At Lexis, we set out to help clients change the conversations that people have about them. We examine the overall drivers of a company’s reputation or sentiment towards their products and then work with the client to set a strategy and plan to affect them positively.
In the case of corporate reputation, the typical drivers are: the quality of products and services; perception of innovation; workplace and culture; governance; corporate citizenship (including sustainability); quality of the leadership; and financial performance.
From this list of drivers it is possible to see the crucial role that PR needs to play in shaping a company’s success and the way it operates, much more broadly than just delivering media relations. Indeed, research from Reputation Dividend suggests that reputation contributed £790bn of shareholder value in the UK at the start of 2016. That equates to around 36% of the market capitalisation of the entire FTSE 350.
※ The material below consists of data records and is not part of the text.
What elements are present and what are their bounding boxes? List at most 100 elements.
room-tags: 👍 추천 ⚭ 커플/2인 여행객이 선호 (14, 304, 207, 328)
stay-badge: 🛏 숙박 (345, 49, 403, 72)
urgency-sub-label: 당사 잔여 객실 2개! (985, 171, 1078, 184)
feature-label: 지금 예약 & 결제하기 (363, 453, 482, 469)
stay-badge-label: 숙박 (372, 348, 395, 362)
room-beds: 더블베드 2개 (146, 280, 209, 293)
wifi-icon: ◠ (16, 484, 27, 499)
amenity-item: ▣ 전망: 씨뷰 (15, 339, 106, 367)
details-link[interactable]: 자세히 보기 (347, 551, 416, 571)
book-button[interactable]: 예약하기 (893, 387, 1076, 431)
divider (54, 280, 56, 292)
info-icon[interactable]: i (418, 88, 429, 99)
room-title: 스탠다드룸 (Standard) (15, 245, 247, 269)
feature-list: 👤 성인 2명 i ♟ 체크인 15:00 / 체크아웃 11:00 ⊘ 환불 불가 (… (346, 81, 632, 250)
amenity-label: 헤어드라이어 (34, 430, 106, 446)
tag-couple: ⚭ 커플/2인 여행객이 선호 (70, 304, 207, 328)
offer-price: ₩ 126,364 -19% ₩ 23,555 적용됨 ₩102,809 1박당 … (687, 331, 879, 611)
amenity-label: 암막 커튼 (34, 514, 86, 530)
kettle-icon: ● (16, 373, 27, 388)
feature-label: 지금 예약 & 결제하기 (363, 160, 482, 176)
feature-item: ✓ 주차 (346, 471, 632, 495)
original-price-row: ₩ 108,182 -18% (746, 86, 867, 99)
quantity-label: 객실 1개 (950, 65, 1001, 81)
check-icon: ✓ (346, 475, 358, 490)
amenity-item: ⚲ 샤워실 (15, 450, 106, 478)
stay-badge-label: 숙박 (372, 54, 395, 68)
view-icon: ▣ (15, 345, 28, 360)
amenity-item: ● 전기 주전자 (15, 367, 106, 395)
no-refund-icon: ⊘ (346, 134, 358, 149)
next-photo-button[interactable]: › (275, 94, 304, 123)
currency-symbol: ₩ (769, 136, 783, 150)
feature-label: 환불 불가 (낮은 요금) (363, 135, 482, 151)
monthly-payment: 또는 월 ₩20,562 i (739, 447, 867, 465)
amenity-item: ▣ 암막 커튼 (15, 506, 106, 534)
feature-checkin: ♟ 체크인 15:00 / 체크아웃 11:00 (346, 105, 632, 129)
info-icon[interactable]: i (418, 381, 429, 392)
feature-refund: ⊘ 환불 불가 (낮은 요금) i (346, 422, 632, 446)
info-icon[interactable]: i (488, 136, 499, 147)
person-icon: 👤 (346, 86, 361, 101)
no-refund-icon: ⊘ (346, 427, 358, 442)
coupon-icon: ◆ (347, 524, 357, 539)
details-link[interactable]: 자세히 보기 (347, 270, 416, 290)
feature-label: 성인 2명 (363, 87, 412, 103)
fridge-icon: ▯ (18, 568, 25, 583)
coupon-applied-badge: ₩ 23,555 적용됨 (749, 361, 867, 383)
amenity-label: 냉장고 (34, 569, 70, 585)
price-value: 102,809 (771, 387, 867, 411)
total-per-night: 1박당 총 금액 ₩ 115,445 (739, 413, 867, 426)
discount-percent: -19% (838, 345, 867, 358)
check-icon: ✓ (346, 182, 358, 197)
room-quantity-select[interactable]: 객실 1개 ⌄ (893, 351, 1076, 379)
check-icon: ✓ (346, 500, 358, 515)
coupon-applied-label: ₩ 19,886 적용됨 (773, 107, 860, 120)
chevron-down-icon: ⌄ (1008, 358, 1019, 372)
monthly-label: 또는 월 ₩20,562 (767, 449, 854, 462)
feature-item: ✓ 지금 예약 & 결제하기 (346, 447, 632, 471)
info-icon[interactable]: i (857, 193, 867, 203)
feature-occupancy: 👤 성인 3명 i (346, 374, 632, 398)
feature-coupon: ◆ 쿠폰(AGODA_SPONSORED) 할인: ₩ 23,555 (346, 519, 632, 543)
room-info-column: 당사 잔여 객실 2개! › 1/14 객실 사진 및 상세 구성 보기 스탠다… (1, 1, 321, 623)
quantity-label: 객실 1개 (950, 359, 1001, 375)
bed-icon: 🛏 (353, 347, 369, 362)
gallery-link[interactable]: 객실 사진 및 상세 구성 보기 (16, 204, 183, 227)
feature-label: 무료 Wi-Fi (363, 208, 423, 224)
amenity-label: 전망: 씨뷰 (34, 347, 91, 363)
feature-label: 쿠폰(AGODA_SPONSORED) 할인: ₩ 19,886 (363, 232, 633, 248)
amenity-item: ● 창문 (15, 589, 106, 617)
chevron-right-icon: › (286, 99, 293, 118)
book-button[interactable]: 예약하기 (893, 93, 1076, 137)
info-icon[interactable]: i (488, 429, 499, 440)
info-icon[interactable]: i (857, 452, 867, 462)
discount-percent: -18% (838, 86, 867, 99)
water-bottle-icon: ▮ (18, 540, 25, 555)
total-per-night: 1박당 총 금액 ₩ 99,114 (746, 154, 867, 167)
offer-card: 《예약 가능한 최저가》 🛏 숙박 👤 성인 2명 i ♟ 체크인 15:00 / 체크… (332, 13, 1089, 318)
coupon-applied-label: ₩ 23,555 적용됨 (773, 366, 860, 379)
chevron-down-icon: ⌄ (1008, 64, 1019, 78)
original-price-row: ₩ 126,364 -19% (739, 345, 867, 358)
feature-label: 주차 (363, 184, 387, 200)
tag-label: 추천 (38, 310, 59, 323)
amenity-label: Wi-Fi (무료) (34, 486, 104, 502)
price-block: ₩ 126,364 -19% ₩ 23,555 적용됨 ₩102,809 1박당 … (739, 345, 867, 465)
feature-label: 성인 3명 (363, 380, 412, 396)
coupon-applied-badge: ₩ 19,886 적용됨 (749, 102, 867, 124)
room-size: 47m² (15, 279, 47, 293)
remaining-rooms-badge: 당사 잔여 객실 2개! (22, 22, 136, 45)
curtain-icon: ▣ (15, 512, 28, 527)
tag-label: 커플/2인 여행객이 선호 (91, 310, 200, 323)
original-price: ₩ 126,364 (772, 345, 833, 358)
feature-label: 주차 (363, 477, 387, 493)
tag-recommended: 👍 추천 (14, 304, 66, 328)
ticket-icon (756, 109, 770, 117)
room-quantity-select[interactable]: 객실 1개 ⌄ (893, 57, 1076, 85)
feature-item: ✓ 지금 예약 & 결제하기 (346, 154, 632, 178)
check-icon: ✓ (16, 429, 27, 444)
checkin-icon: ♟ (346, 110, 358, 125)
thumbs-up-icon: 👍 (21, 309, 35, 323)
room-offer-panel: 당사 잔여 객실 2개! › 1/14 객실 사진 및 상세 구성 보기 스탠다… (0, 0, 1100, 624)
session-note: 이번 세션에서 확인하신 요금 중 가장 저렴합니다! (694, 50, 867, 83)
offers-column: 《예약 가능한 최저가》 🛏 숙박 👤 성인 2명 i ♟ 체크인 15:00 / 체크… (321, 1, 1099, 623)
I went to an excellent presentation recently by the planning director of a brilliant ad agency to a group of people from PR agencies and in-house communications teams. Although he lambasted us for our relative lack of rigour in the use of data and planning (we have changed this at Lexis and it appears to be changing across the rest of the industry too), he did set out clearly that ad agencies are “running scared” of PR because of our ability to understand and shape the overall context within which companies operate and the way that their actions will be perceived.
The number of times is definitely going up that we, as PR advisers, need to step into client organisations to stop a heinous case of foot-shooting. The type of situation I’m talking about is preventing the posting of potentially incendiary social media updates, helping avoid negative public scrutiny around product sourcing strategy, or counselling against the use of a particular celebrity as a brand ambassador because of a soon-to-be-published scandal. Our ability to understand how company or brand actions will play out in the real world undoubtedly saves companies from severe damage to their reputations.
“PR generates concepts, content, conversations and coverage that take advantage of factors that are diminishing the power of advertising”
Our ability to shape context through many different channels is also why Lexis is developing new capabilities in the agency. Bolstering our strategy, digital, content and live events skills is important, so that we can advise clients even more broadly and strategically and communicate in the most relevant way to any audience.
Creatively too, there is a real skill that only we truly possess in PR, which is to form ideas that journalists, influencers and interested individuals want to write about and share. We are trained simultaneously in the skills of the journalist, the skills of the marketer and nowadays also in the skills of the (online) conversationalist. Somehow people from other marketing disciplines find it quite difficult to grasp the knack of doing this. In the age of sharing, this is yet another reason why PR needs to take the lead. At Lexis, we start with delivering the ‘earned’ story, which we then support and leverage through paid media. Thankfully, the days when we ‘PR the ad’ are nearly gone.
To be clear, I’m not saying that the roles of individual PR and marketing heads and departments should simply be changed over night, as that just wouldn’t work. The PR people would need to ensure they have all the right skills to be able to oversee and manage marketing campaigns, and vice versa. But over time, the roles and expectations of the roles should change. Within 10 years, it is very likely that what we call marketing will be a sub-set of what we call PR and not the other way round. And we will all need to decide how we label what it is we do.